Les débats à gauche en France sur le « libéralisme », très médiatiques, ont dès lors quelque chose de surréaliste ou, à tout le moins, de décalé. Les droites occidentales commencent elles-mêmes à douter, comme l’illustrent la crise larvée de la doctrine libre-échangiste5, les incohérences croissantes des dirigeants français et italiens (qui combinent ultra-libéralisme domestique et rodomontades anti-Banque centrale européenne), ou encore l’attachement affiché des responsables européens à une politique de développement durable et de régulation fiscale mondiale dans le cadre de choix économiques pourtant plus que jamais fondés, à l’opposé, sur l’austérité salariale et le démantèlement sans fin de l’État-providence.
[1] François Denord, Néo-libéralisme version française. Histoire d’une idéologie politique, Paris, Démopolis, 2007, p.5.
[2] Une riche littérature documente désormais le « tournant néo-libéral » commencé dans la première moitié des années 1970 et parachevé avec le « consensus de Washington » au début des années 1990. Voir notamment, pour l’expérience britannique, Keith Dixon, Les évangélistes du marché, Paris, Raisons d’agir, 1997 ; pour une perspective globale, Serge Halimi, Le grand bond en arrière.
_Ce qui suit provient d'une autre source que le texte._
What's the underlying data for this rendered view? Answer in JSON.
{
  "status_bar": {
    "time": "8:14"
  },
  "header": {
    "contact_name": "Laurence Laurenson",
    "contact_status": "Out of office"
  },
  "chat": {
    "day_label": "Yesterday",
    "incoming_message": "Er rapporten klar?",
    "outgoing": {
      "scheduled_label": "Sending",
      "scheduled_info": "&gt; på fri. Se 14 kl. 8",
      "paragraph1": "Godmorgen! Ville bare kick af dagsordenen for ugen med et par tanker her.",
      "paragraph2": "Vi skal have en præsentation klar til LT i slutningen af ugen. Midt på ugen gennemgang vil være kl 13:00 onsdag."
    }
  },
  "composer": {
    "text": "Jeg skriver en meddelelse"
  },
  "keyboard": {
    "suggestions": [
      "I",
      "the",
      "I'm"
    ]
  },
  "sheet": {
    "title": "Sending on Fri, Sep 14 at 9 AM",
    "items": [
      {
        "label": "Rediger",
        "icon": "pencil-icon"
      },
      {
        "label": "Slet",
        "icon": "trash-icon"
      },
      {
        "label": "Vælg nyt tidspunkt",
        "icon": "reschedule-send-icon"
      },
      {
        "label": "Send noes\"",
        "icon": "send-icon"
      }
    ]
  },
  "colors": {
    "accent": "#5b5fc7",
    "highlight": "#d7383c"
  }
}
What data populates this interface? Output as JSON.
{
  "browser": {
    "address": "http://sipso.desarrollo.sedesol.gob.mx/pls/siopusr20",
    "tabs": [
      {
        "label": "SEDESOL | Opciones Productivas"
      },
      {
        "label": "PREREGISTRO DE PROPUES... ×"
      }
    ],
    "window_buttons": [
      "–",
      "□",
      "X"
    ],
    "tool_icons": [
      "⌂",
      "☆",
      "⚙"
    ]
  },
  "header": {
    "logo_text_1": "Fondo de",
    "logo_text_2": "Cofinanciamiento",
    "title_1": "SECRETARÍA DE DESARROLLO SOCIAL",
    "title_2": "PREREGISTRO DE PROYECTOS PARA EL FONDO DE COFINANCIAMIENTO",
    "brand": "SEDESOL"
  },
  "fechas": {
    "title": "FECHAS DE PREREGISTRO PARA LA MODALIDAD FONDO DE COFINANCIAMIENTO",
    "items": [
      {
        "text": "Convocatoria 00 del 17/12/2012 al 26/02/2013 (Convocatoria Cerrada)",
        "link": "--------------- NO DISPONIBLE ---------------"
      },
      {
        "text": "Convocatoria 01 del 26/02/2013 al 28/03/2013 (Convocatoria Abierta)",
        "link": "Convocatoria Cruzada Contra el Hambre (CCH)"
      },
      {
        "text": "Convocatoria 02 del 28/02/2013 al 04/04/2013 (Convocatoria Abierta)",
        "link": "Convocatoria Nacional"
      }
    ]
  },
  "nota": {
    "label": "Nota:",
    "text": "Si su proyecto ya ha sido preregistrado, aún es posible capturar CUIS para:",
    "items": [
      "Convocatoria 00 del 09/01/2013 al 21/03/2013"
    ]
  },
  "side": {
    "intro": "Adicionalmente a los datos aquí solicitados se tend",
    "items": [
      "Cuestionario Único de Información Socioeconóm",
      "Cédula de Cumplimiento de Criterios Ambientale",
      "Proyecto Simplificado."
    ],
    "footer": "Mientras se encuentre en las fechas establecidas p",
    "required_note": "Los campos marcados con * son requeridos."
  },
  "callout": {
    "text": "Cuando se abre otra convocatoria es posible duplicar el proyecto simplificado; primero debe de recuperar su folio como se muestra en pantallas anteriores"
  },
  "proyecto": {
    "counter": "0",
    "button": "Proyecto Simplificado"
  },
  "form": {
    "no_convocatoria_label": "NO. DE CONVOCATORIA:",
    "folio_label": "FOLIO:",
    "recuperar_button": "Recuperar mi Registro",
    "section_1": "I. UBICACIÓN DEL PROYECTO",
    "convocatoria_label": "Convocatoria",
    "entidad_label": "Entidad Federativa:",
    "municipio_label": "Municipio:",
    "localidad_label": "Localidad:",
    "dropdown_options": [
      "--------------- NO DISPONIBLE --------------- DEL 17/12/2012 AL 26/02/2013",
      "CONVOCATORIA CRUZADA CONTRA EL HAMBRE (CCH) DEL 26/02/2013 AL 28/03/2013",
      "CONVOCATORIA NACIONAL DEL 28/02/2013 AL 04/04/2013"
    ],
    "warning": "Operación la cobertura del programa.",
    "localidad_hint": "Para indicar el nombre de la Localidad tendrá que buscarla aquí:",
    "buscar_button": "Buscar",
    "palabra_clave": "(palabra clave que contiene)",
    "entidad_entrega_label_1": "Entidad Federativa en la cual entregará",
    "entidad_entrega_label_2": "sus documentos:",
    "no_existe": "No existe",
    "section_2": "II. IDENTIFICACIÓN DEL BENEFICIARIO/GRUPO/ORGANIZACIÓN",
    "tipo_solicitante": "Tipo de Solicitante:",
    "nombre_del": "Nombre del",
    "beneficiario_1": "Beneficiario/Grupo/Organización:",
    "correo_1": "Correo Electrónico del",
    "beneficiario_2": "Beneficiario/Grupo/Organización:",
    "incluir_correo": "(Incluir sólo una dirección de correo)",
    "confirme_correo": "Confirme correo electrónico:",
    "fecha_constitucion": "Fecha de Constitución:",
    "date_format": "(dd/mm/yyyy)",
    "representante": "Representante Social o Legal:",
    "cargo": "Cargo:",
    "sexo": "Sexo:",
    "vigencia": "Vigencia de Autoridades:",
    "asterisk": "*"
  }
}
Comment l’ordre libéral s’est imposé au monde, Paris, Fayard, 2006.
[3] GATT : accord commercial, signé en 1947, dont l’objectif était l’abaissement des barrières douanières pour les marchandises. Le GATT sera intégré au traité de Marrakech créant l’Organisation mondiale du commerce (OMC) en 1995, traité qui libéralise aussi le commerce des services.
[4] La réalité est évidemment plus complexe, dans la mesure où la politique agricole commune, premier moteur de la construction européenne, sera de fait une politique extrêmement interventionniste.